I enjoy many different kinds of beers but I will never talk about them again in a public forum ever. Nor should you. I propose that alcohol, as a conversation topic, be assigned to the cautionary threat level ascribed to religion or politics: I probably hate yours and am at odds with mine, so let's talk about sports because that's why we're here.
On Thursday I inadvertently birthed the initial SB Nation IPA debate because I honestly dislike the flavor of IPA and super-IPA beers. It's a bizarre but unarguably popular trend - breweries engaged in an arms race of hops to create beverages that finish with a Saharan-dry bouquet of copier paper and concrete mix. They're gross, and I'm quietly judging you for drinking them because I'm petty.
I've learned that any indictment against a particular subset of alcohol is an assault on individuality, something I don't disagree with in principle, but do chuckle at. People are passionate about booze. Really, stupidly passionate. People self-identify with their alcohol. It defines them. Along with whiskey, I've watch microbrewing become less about a Renaissance of the drinker's palate and more about a race to boast knowledge and ownership of the rarest possible hooch in the most pretentious manner possible.

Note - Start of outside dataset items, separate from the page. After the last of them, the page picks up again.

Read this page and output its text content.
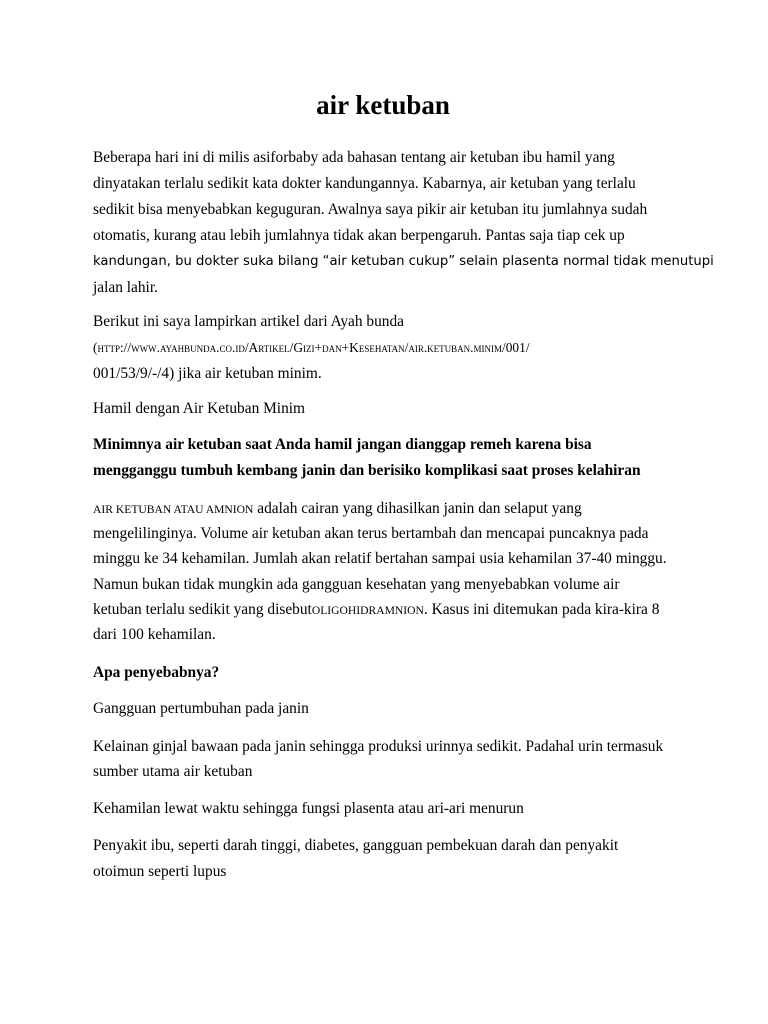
air ketuban
Beberapa hari ini di milis asiforbaby ada bahasan tentang air ketuban ibu hamil yang
dinyatakan terlalu sedikit kata dokter kandungannya. Kabarnya, air ketuban yang terlalu
sedikit bisa menyebabkan keguguran. Awalnya saya pikir air ketuban itu jumlahnya sudah
otomatis, kurang atau lebih jumlahnya tidak akan berpengaruh. Pantas saja tiap cek up
kandungan, bu dokter suka bilang “air ketuban cukup” selain plasenta normal tidak menutupi
jalan lahir.
Berikut ini saya lampirkan artikel dari Ayah bunda
(http://www.ayahbunda.co.id/Artikel/Gizi+dan+Kesehatan/air.ketuban.minim/001/
001/53/9/-/4) jika air ketuban minim.
Hamil dengan Air Ketuban Minim
Minimnya air ketuban saat Anda hamil jangan dianggap remeh karena bisa
mengganggu tumbuh kembang janin dan berisiko komplikasi saat proses kelahiran
AIR KETUBAN ATAU AMNION adalah cairan yang dihasilkan janin dan selaput yang
mengelilinginya. Volume air ketuban akan terus bertambah dan mencapai puncaknya pada
minggu ke 34 kehamilan. Jumlah akan relatif bertahan sampai usia kehamilan 37-40 minggu.
Namun bukan tidak mungkin ada gangguan kesehatan yang menyebabkan volume air
ketuban terlalu sedikit yang disebutOLIGOHIDRAMNION. Kasus ini ditemukan pada kira-kira 8
dari 100 kehamilan.
Apa penyebabnya?
Gangguan pertumbuhan pada janin
Kelainan ginjal bawaan pada janin sehingga produksi urinnya sedikit. Padahal urin termasuk
sumber utama air ketuban
Kehamilan lewat waktu sehingga fungsi plasenta atau ari-ari menurun
Penyakit ibu, seperti darah tinggi, diabetes, gangguan pembekuan darah dan penyakit
otoimun seperti lupus
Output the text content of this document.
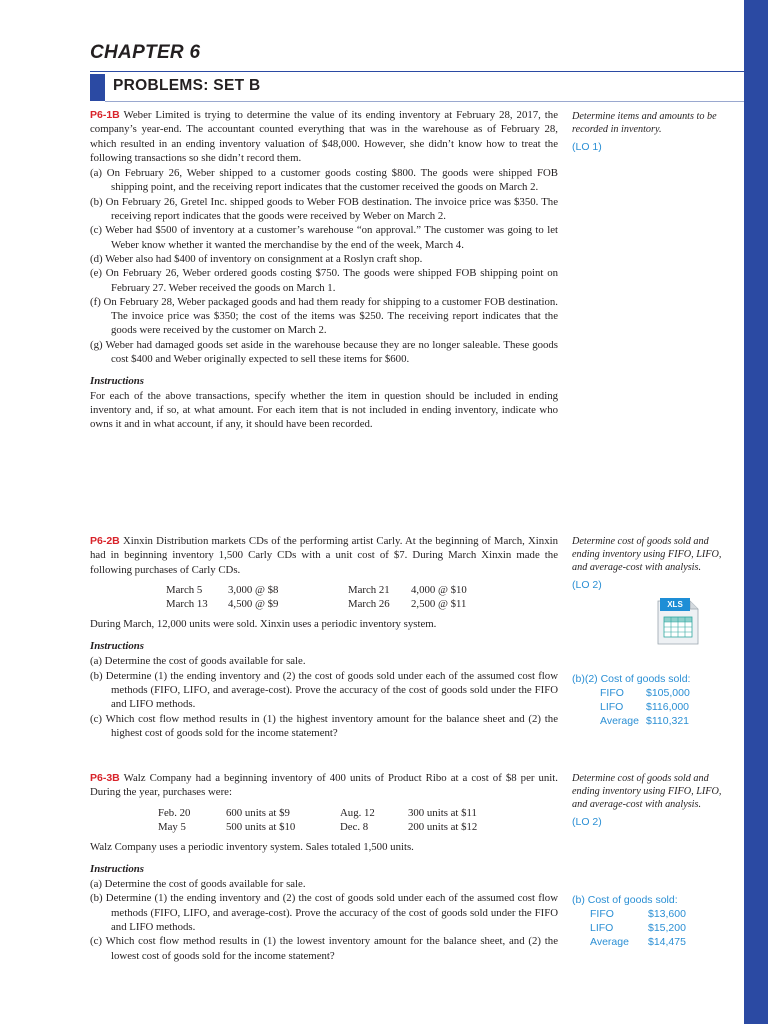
CHAPTER 6
PROBLEMS: SET B

P6-1B Weber Limited is trying to determine the value of its ending inventory at February 28, 2017, the company’s year-end. The accountant counted everything that was in the warehouse as of February 28, which resulted in an ending inventory valuation of $48,000. However, she didn’t know how to treat the following transactions so she didn’t record them.

(a) On February 26, Weber shipped to a customer goods costing $800. The goods were shipped FOB shipping point, and the receiving report indicates that the customer received the goods on March 2.
(b) On February 26, Gretel Inc. shipped goods to Weber FOB destination. The invoice price was $350. The receiving report indicates that the goods were received by Weber on March 2.
(c) Weber had $500 of inventory at a customer’s warehouse “on approval.” The customer was going to let Weber know whether it wanted the merchandise by the end of the week, March 4.
(d) Weber also had $400 of inventory on consignment at a Roslyn craft shop.
(e) On February 26, Weber ordered goods costing $750. The goods were shipped FOB shipping point on February 27. Weber received the goods on March 1.
(f) On February 28, Weber packaged goods and had them ready for shipping to a customer FOB destination. The invoice price was $350; the cost of the items was $250. The receiving report indicates that the goods were received by the customer on March 2.
(g) Weber had damaged goods set aside in the warehouse because they are no longer saleable. These goods cost $400 and Weber originally expected to sell these items for $600.

Instructions

For each of the above transactions, specify whether the item in question should be included in ending inventory and, if so, at what amount. For each item that is not included in ending inventory, indicate who owns it and in what account, if any, it should have been recorded.

Determine items and amounts to be recorded in inventory.
(LO 1)

P6-2B Xinxin Distribution markets CDs of the performing artist Carly. At the beginning of March, Xinxin had in beginning inventory 1,500 Carly CDs with a unit cost of $7. During March Xinxin made the following purchases of Carly CDs.

March 5	3,000 @ $8	March 21	4,000 @ $10
March 13	4,500 @ $9	March 26	2,500 @ $11

During March, 12,000 units were sold. Xinxin uses a periodic inventory system.

Instructions

(a) Determine the cost of goods available for sale.
(b) Determine (1) the ending inventory and (2) the cost of goods sold under each of the assumed cost flow methods (FIFO, LIFO, and average-cost). Prove the accuracy of the cost of goods sold under the FIFO and LIFO methods.
(c) Which cost flow method results in (1) the highest inventory amount for the balance sheet and (2) the highest cost of goods sold for the income statement?
Determine cost of goods sold and ending inventory using FIFO, LIFO, and average-cost with analysis.
(LO 2)
XLS
(b)(2) Cost of goods sold:
FIFO $105,000
LIFO $116,000
Average $110,321

P6-3B Walz Company had a beginning inventory of 400 units of Product Ribo at a cost of $8 per unit. During the year, purchases were:

Feb. 20	600 units at $9	Aug. 12	300 units at $11
May 5	500 units at $10	Dec. 8	200 units at $12

Walz Company uses a periodic inventory system. Sales totaled 1,500 units.

Instructions

(a) Determine the cost of goods available for sale.
(b) Determine (1) the ending inventory and (2) the cost of goods sold under each of the assumed cost flow methods (FIFO, LIFO, and average-cost). Prove the accuracy of the cost of goods sold under the FIFO and LIFO methods.
(c) Which cost flow method results in (1) the lowest inventory amount for the balance sheet, and (2) the lowest cost of goods sold for the income statement?
Determine cost of goods sold and ending inventory using FIFO, LIFO, and average-cost with analysis.
(LO 2)
(b) Cost of goods sold:
FIFO	$13,600
LIFO	$15,200
Average $14,475
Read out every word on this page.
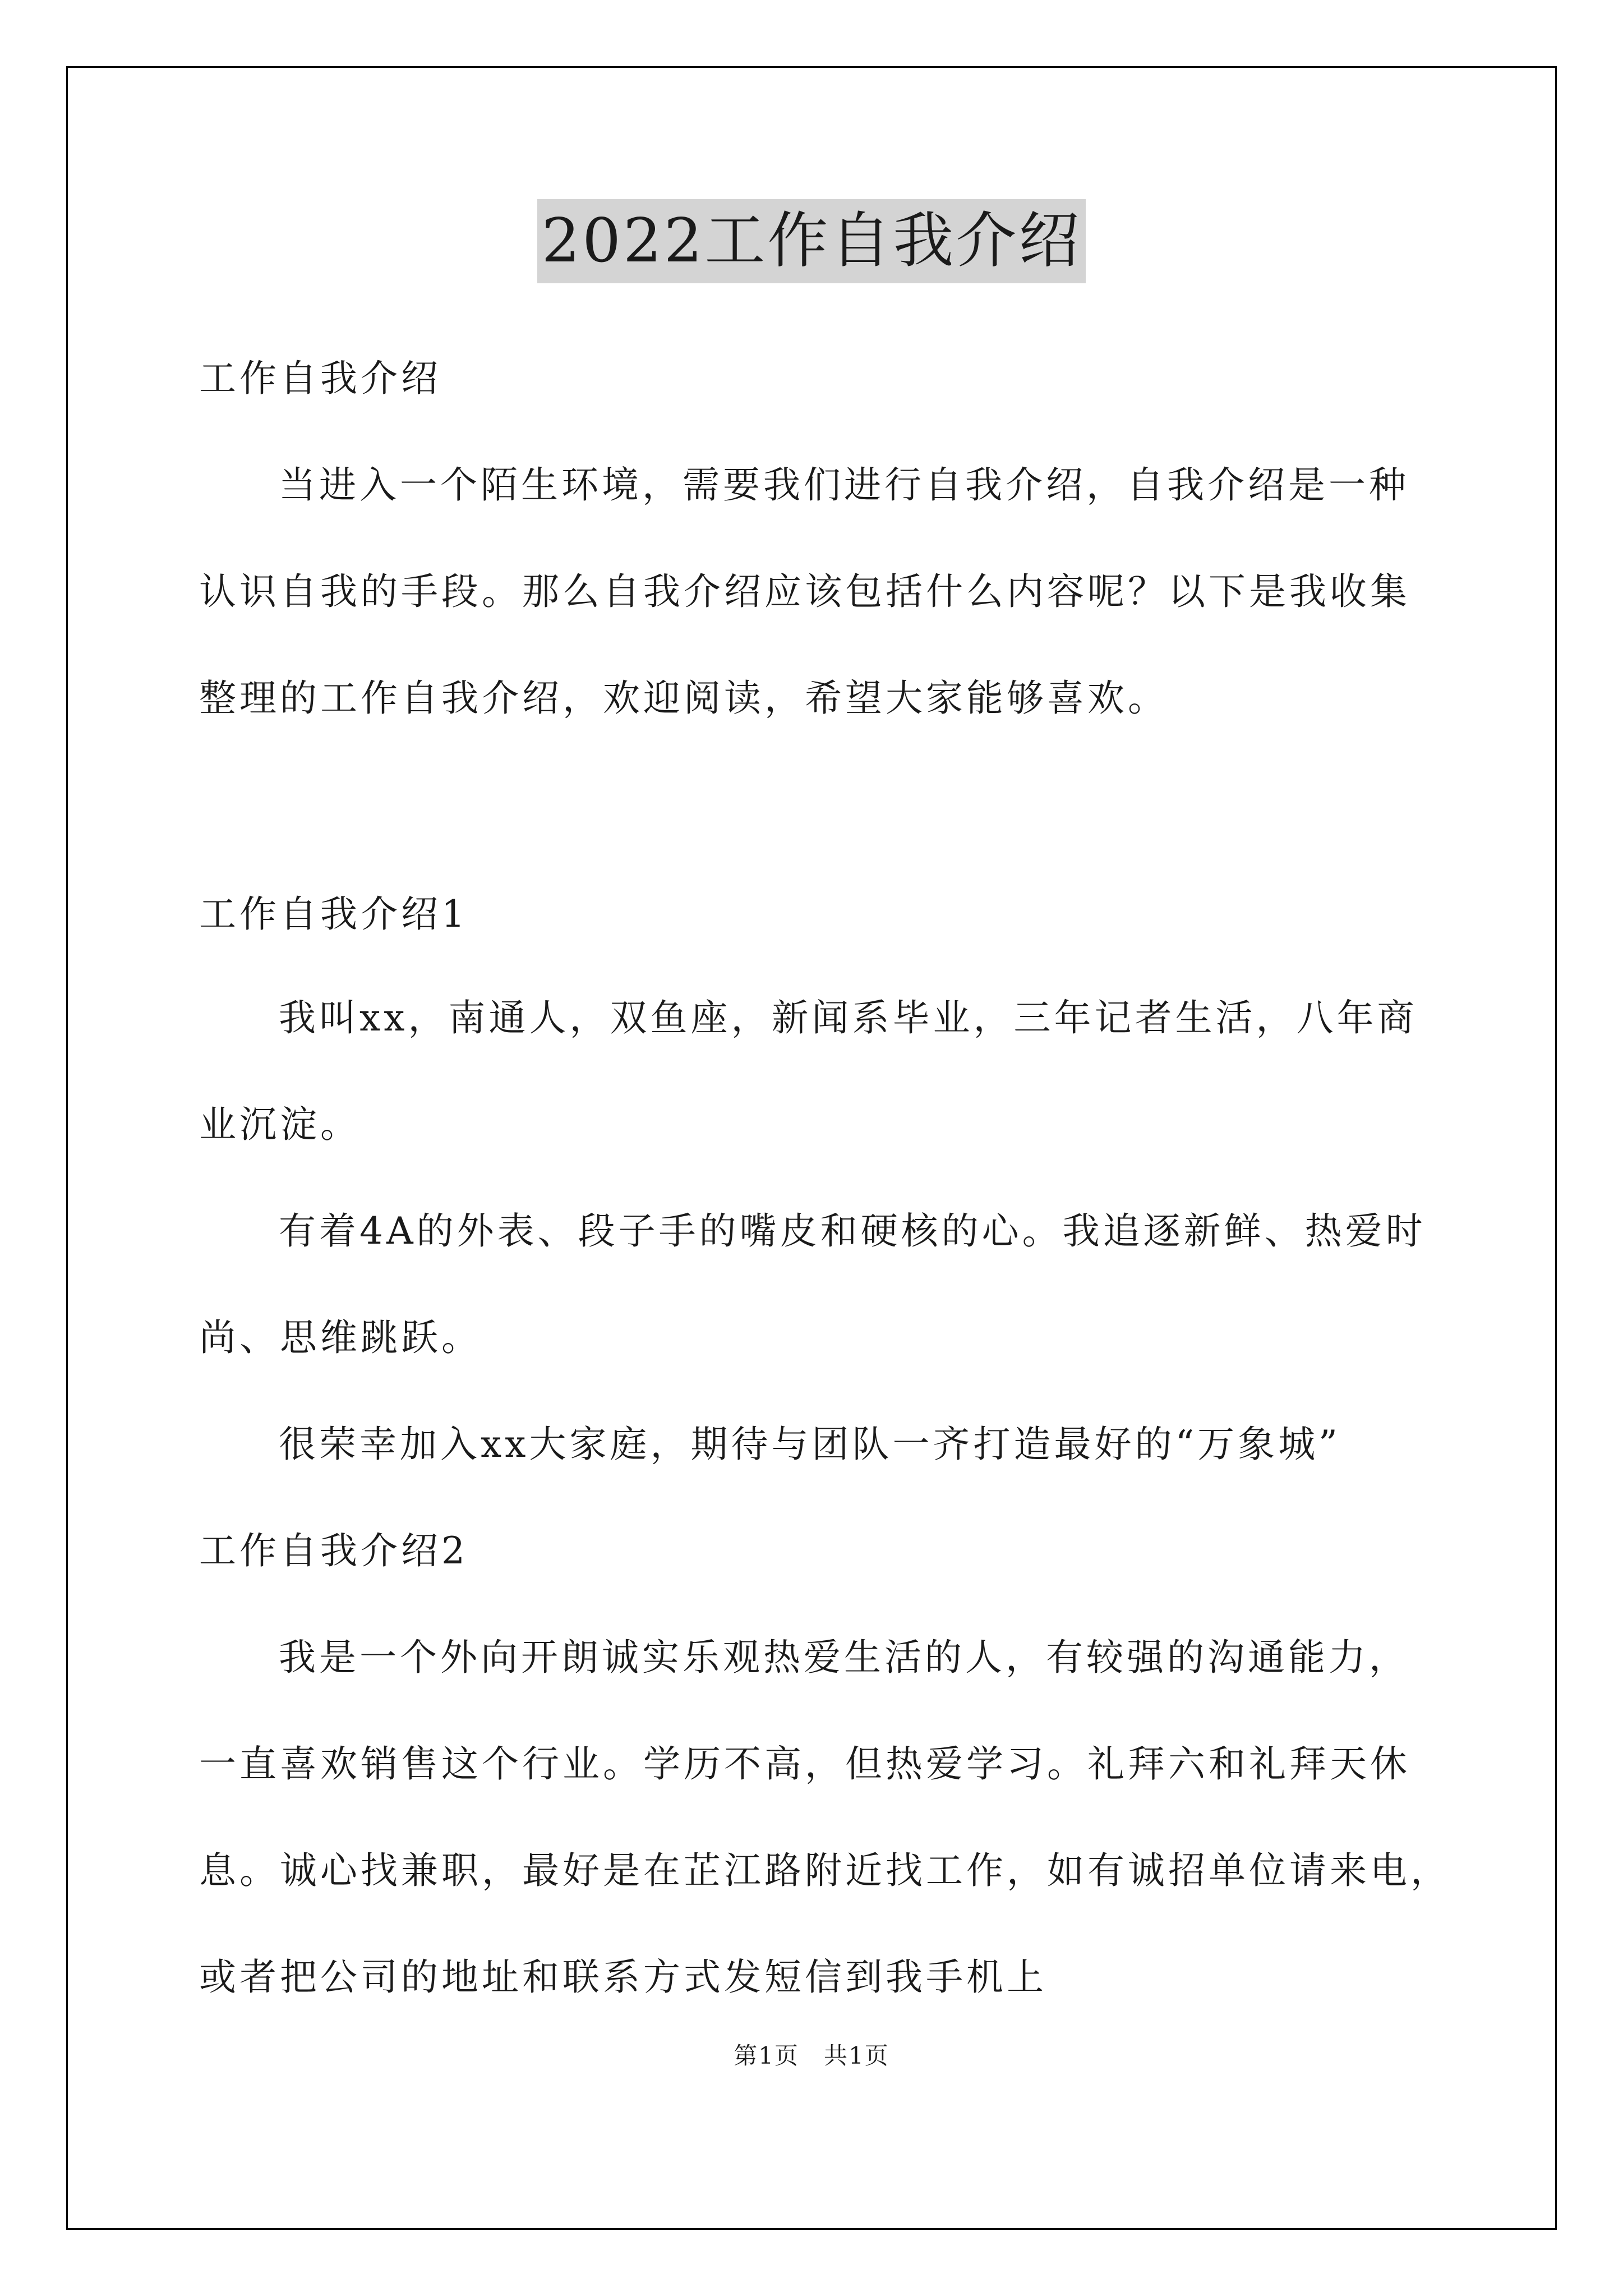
2022工作自我介绍
工作自我介绍
当进入一个陌生环境，需要我们进行自我介绍，自我介绍是一种
认识自我的手段。那么自我介绍应该包括什么内容呢？以下是我收集
整理的工作自我介绍，欢迎阅读，希望大家能够喜欢。
工作自我介绍1
我叫xx，南通人，双鱼座，新闻系毕业，三年记者生活，八年商
业沉淀。
有着4A的外表、段子手的嘴皮和硬核的心。我追逐新鲜、热爱时
尚、思维跳跃。
很荣幸加入xx大家庭，期待与团队一齐打造最好的“万象城”
工作自我介绍2
我是一个外向开朗诚实乐观热爱生活的人，有较强的沟通能力，
一直喜欢销售这个行业。学历不高，但热爱学习。礼拜六和礼拜天休
息。诚心找兼职，最好是在芷江路附近找工作，如有诚招单位请来电，
或者把公司的地址和联系方式发短信到我手机上
第1页　共1页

But it's also pretty gauche to be that guy who discredits any and all beers outside of [insert mass-produced domestic light pilsner]. He's usually the type who discredits your affinity for IPAs or porters or stouts with a homophobic slur and makes you wonder why you even showed up for your high school reunion. There's inherent patriotic glory in canned Budweiser on warm days, but the concept of a 1970s beer store with only four similarly flavored choices seems distinctly un-American.
Enjoy your beer preferences and respect others', or just choose to make disparaging comments in small circles of like-minded people like any self-respecting, mannered bigot. Don't do it on Twitter.
Spencer Hall, editorial director (Twitter: @edsbs): "One should not talk about anything on the internet, ever."
One should not ever talk about anything on the internet, ever. No, really. You're horrible, and so is beer.